Stage to Screen closing cabaret theater

When Stage to Screen Catered Cabaret opened its glittery new dinner theater in Greenwood, supporters had dreams of rollicking live performances, show-stopping musical numbers and an arts experience unlike any other on the southside.

But the ongoing weight of the COVID-19 pandemic has ended those plans abruptly.

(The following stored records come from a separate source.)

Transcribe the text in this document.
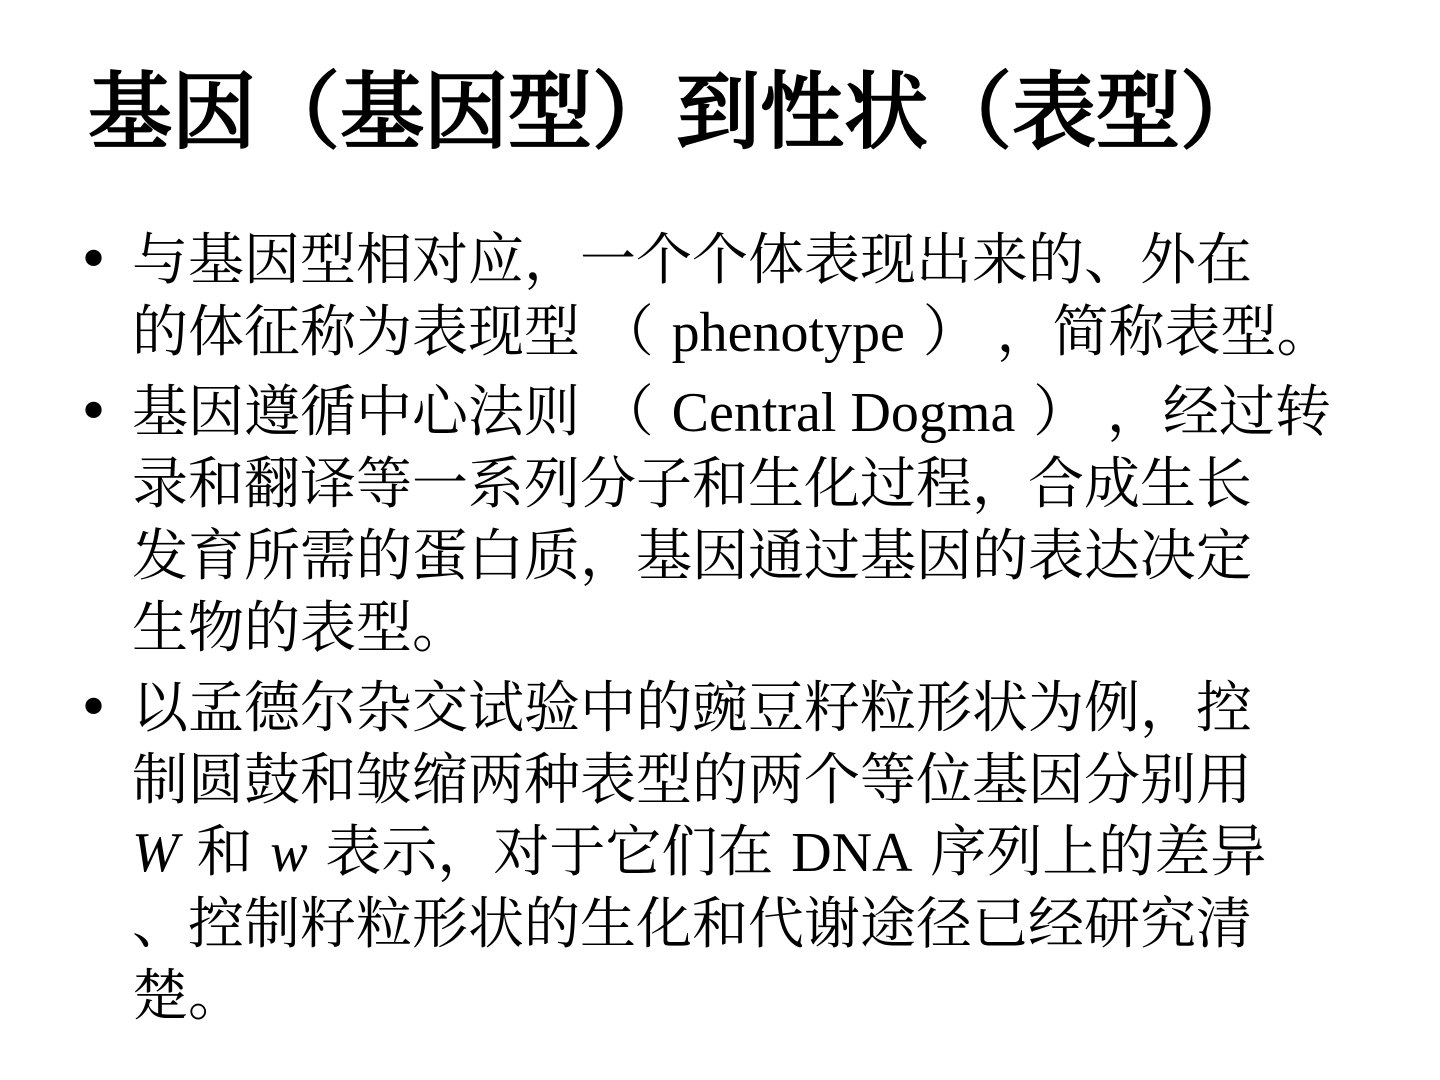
基因（基因型）到性状（表型）
• 与基因型相对应，一个个体表现出来的、外在
的体征称为表现型 （ phenotype ） ，简称表型。
• 基因遵循中心法则 （ Central Dogma ） ，经过转
录和翻译等一系列分子和生化过程，合成生长
发育所需的蛋白质，基因通过基因的表达决定
生物的表型。
• 以孟德尔杂交试验中的豌豆籽粒形状为例，控
制圆鼓和皱缩两种表型的两个等位基因分别用
W 和 w 表示，对于它们在 DNA 序列上的差异
、控制籽粒形状的生化和代谢途径已经研究清
楚。
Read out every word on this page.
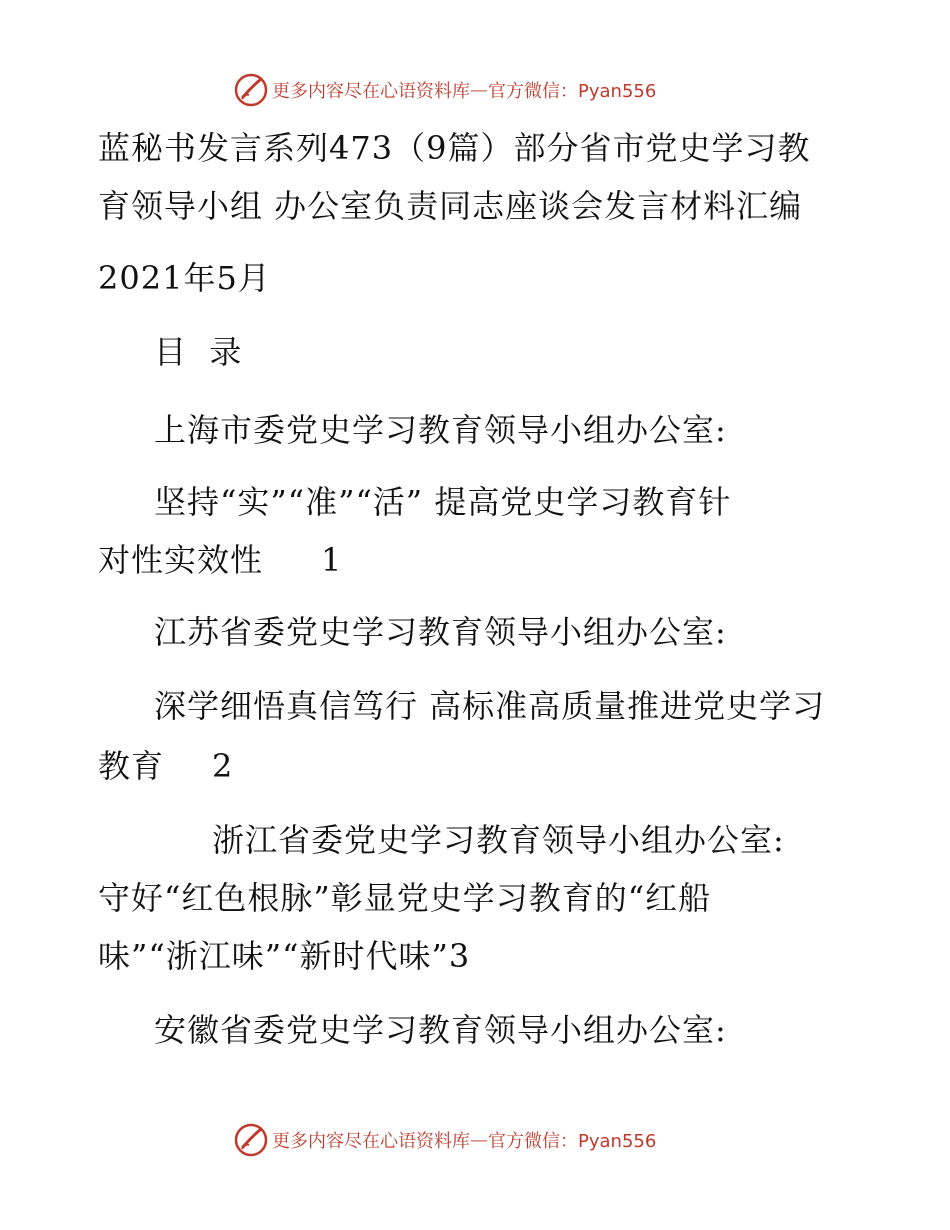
更多内容尽在心语资料库 — 官方微信：Pyan556
蓝秘书发言系列473（9篇）部分省市党史学习教
育领导小组 办公室负责同志座谈会发言材料汇编
2021年5月
目  录
上海市委党史学习教育领导小组办公室:
坚持“实”“准”“活” 提高党史学习教育针
对性实效性 1
江苏省委党史学习教育领导小组办公室:
深学细悟真信笃行 高标准高质量推进党史学习
教育 2
浙江省委党史学习教育领导小组办公室:
守好“红色根脉”彰显党史学习教育的“红船
味”“浙江味”“新时代味”3
安徽省委党史学习教育领导小组办公室:
更多内容尽在心语资料库 — 官方微信：Pyan556
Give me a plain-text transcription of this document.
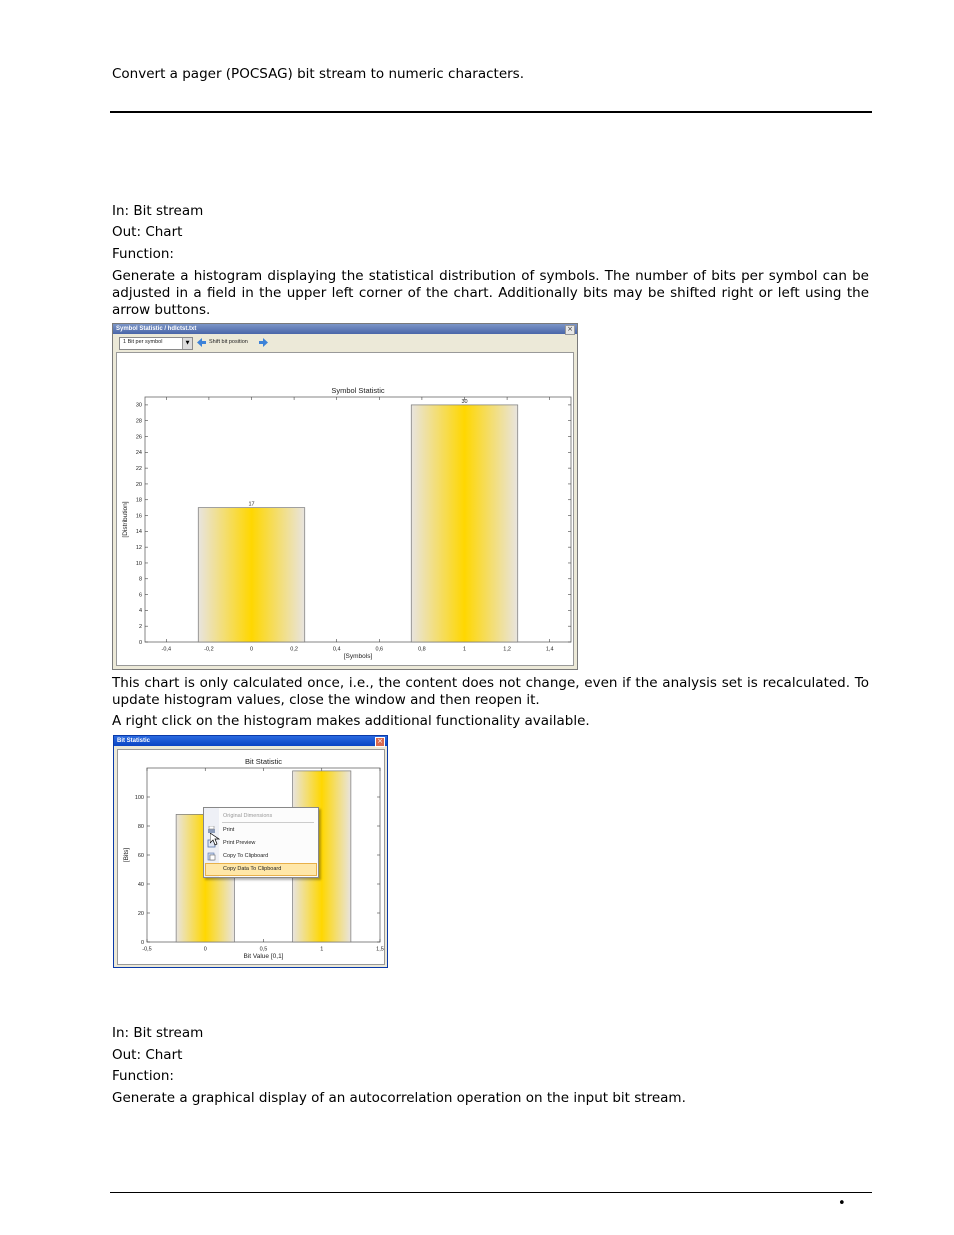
Convert a pager (POCSAG) bit stream to numeric characters.
In: Bit stream
Out: Chart
Function:
Generate a histogram displaying the statistical distribution of symbols. The number of bits per symbol can be adjusted in a field in the upper left corner of the chart. Additionally bits may be shifted right or left using the arrow buttons.
Symbol Statistic / hdlctst.txt	×
1 Bit per symbol	▼	Shift bit position
Symbol Statistic
0
2
4
6
8
10
12
14
16
18
20
22
24
26
28
30
-0,4	-0,2	0	0,2	0,4	0,6	0,8	1	1,2	1,4
17
30
[Symbols]
[Distribution]
This chart is only calculated once, i.e., the content does not change, even if the analysis set is recalculated. To update histogram values, close the window and then reopen it.
A right click on the histogram makes additional functionality available.
Bit Statistic	×
Bit Statistic
0
20
40
60
80
100
-0,5	0	0,5	1	1,5
Bit Value [0,1]
[Bits]
Original Dimensions
Print
Print Preview
Copy To Clipboard
Copy Data To Clipboard
In: Bit stream
Out: Chart
Function:
Generate a graphical display of an autocorrelation operation on the input bit stream.
•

"We created this very large extended family. They cared, and we cared," said Chris Tompkins, executive director of Stage to Screen Catered Cabaret. "It was a very magical, but unfortunately extremely short-lived, experience."

Stage to Screen Catered Cabaret will permanently close its doors, Tompkins announced on July 31. Loss of revenue from having been closed since March 14 due to the pandemic left leadership with no other choice.

Though all of those involved tried to find a way to continue on, they were left without another course of action, Tompkins said.

"The unfortunate reality is many businesses are faced with one of the most uncertain futures I believe most of us have experienced in our lifetimes," he wrote in a statement. "There is no way to survive with minimal to no cash flow to just hold on. Simply existing takes money."

When Stage to Screen opened in a storefront space in Old Town Greenwood in 2018, the idea was to provide a professional theater experience for audiences on the southside — something that didn’t exist at the time. 

Shortly after it opened, the company added its dinner theater experience, providing themed shows paired with a dinner buffet. Stage to Screen grew in popularity quickly, to the point where Tompkins started exploring moving into a larger space.

Through the support of investors Dorothy and Bob Rynard Sr., that new theater opened on East Main Street in Greenwood in late 2019. The first shows included tributes to Motown and the best of Broadway, Big Band shows and solo cabaret nights.

Not even four months after opening, the pandemic forced the new theater to close down.

"We got closed on March 14, and we were prepared for our next show. We had sold a significant number of tickets to that, we already had all the costumes and went through rehearsal. But we figured we’d shut down for a few weeks and come back," Tompkins said. "Then this whole thing escalated."

Tompkins, who was involved in weekly online meetings from the Indiana Arts Council and is a member of the Arts & Culture COVID-19 Recovery Task Force organized by the state, gathered his creative team and tried to find ways to work through the pandemic. They developed a plan for socially distant shows with scaled-down casts, arranged the theater to keep people safe, and put together an entirely new slate of performances stretching through the rest of the year.

Of the 60 performances they had put together, the theater only sold 24. Patrons who had already bought tickets to shows that had to be cancelled by the pandemic overwhelmingly opted to redeem those tickets in spring 2021.

"At some point, the conversation becomes: When do you stop throwing good money after bad?" he said. "If maybe we could have opened by Christmastime, we could have figured it out. But realistically, we’re probably talking next summer before people come back."

The renovated theater is being taken over by a new business enterprise that will use the space for private events, Tompkins said. The possibility remains to host live performances and shows in the future, when more people are open to gathering in large groups.

But for the time being, there’s nothing else Stage to Screen can do to survive, Tompkins said.

"Every theater is dealing with, every entertainment venue, every attraction — it’s like, how do we do this?" he said.